„Wer wird denn weinen, wenn man auseinandergeht, wenn an der nächsten Ecke schon ein andrer steht. Man sagt auf Wiederseh’n und denkt sich heimlich bloß: Na, endlich bin ich wieder ein Verhältnis los.“
Manchmal kommt man zu einem Hit wie die Jungfrau zum Kind. Arthur Rebner erging es so. Drei Tage vor der Premiere des musikalischen Schwanks „Die Scheidungsreise“ im Mai 1920 fehlte dem Komponisten Hugo Hirsch noch immer der zündende Text für die Hauptnummer, die sich durch das Stück ziehen sollte.
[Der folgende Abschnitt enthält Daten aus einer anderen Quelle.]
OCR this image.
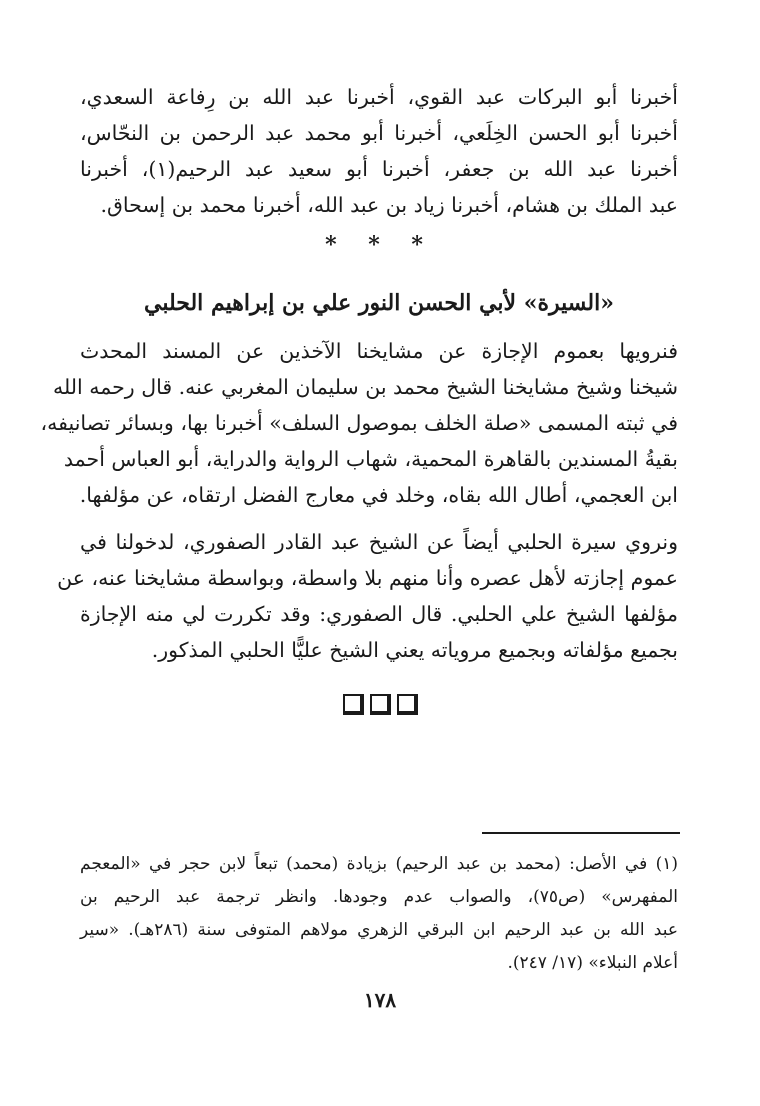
أخبرنا أبو البركات عبد القوي، أخبرنا عبد الله بن رِفاعة السعدي،
أخبرنا أبو الحسن الخِلَعي، أخبرنا أبو محمد عبد الرحمن بن النحّاس،
أخبرنا عبد الله بن جعفر، أخبرنا أبو سعيد عبد الرحيم(١)، أخبرنا
عبد الملك بن هشام، أخبرنا زياد بن عبد الله، أخبرنا محمد بن إسحاق.
* * *
«السيرة» لأبي الحسن النور علي بن إبراهيم الحلبي
فنرويها بعموم الإجازة عن مشايخنا الآخذين عن المسند المحدث
شيخنا وشيخ مشايخنا الشيخ محمد بن سليمان المغربي عنه. قال رحمه الله
في ثبته المسمى «صلة الخلف بموصول السلف» أخبرنا بها، وبسائر تصانيفه،
بقيةُ المسندين بالقاهرة المحمية، شهاب الرواية والدراية، أبو العباس أحمد
ابن العجمي، أطال الله بقاه، وخلد في معارج الفضل ارتقاه، عن مؤلفها.
ونروي سيرة الحلبي أيضاً عن الشيخ عبد القادر الصفوري، لدخولنا في
عموم إجازته لأهل عصره وأنا منهم بلا واسطة، وبواسطة مشايخنا عنه، عن
مؤلفها الشيخ علي الحلبي. قال الصفوري: وقد تكررت لي منه الإجازة
بجميع مؤلفاته وبجميع مروياته يعني الشيخ عليًّا الحلبي المذكور.
(١) في الأصل: (محمد بن عبد الرحيم) بزيادة (محمد) تبعاً لابن حجر في «المعجم
المفهرس» (ص٧٥)، والصواب عدم وجودها. وانظر ترجمة عبد الرحيم بن
عبد الله بن عبد الرحيم ابن البرقي الزهري مولاهم المتوفى سنة (٢٨٦هـ). «سير
أعلام النبلاء» (١٧/ ٢٤٧).
١٧٨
Im Bühnen-Club Berlin suchte er beim Baccarat-Spiel Inspiration, als ihn sein Regisseur anrief und lautstark nach dem Text verlangte. In seiner Verzweiflung wandte er sich an Arthur Rebner, einen Club-Kollegen, der zufällig Ohrenzeuge des Gesprächs wurde, aber mit dem Stück nicht das geringste zu tun hatte. „Fällt dir was ein? Wenn nicht, geht die ganze Aufführung auseinander.“ Rebner konterte prompt: „Wer wird denn weinen, wenn man auseinandergeht?“ Die Hookline für den Schlager war gefunden und Hirsch gerettet. Claire Waldorff sang das skandalträchtige Lied bei der Premiere, Marlene Dietrich machte es berühmt.
Arthur Rebner, am 30. Juli 1890 in Lemberg (heute: Ukraine), studierte er von 1909 bis 1915 in Wien Musik und lernte den um zehn Jahre älteren Komponisten Robert Stolz kennen, damals musikalischer Leiter am Theater an der Wien. Gemeinsam schrieben sie 1917 „O Wien, ich kenne dich nicht wieder“, 1918 „Frühling in Wien“. 1919 folgte „Hallo, du süße Klingelfee“ aus der Operette „Tanz ins Glück“ und 1920 „Salome, schönste Blume des Morgenlands“, der wohl größte kommerzielle Erfolg des Duos. „Die alte Hur‘ ist nicht zum Umbringen“, meinte Stolz 95-jährig kurz vor seinem Tod nicht gerade charmant über die Tantiemenbringerin. Umso erstaunlicher, dass Arthur Rebner in den Stolz-Biographien kaum oder gar keine Erwähnung findet.
Seine Texte repräsentierten den Zeitgeist der Wilden Zwanziger Jahre: frech, anzüglich, gespickt mit jüdischem Humor. 1924 zog Rebner fix nach Berlin und wurde im Bühnen-Club gefeierter Conférencier, Revueautor und Drehbuchautor. Auch als Übersetzer hinterließ er Spuren. So übertrug er 1927 einen Comic von Pat Sullivan unter dem Titel “Felix der Kater – Seltsame Abenteuer” in Wilhelm-Busch-Manier ins Deutsche. Als Zeichentrickfigur lief „Felix the Cat“ bereits 1917 zum ersten Mal über die Leinwand der amerikanischen Kinos – zwölf Jahre, bevor es die Micky Maus von Walt Disney tat.
Nach der Machtübernahme des Nazis war Arthur Rebner gezwungen, Deutschland zu verlassen. Er kehrte vorerst nach Wien zurück und arbeitete dort als Operettenlibrettist. Im März 1938 emigrierte er über die Schweiz nach Frankreich, später nach Mexiko und in die USA. 1947 wurde er in Hollywood Direktor im Ebell Willshire-Theatre. Arthur Rebner starb am 8. Dezember 1949 im Alter von 59 Jahren in Los Angeles.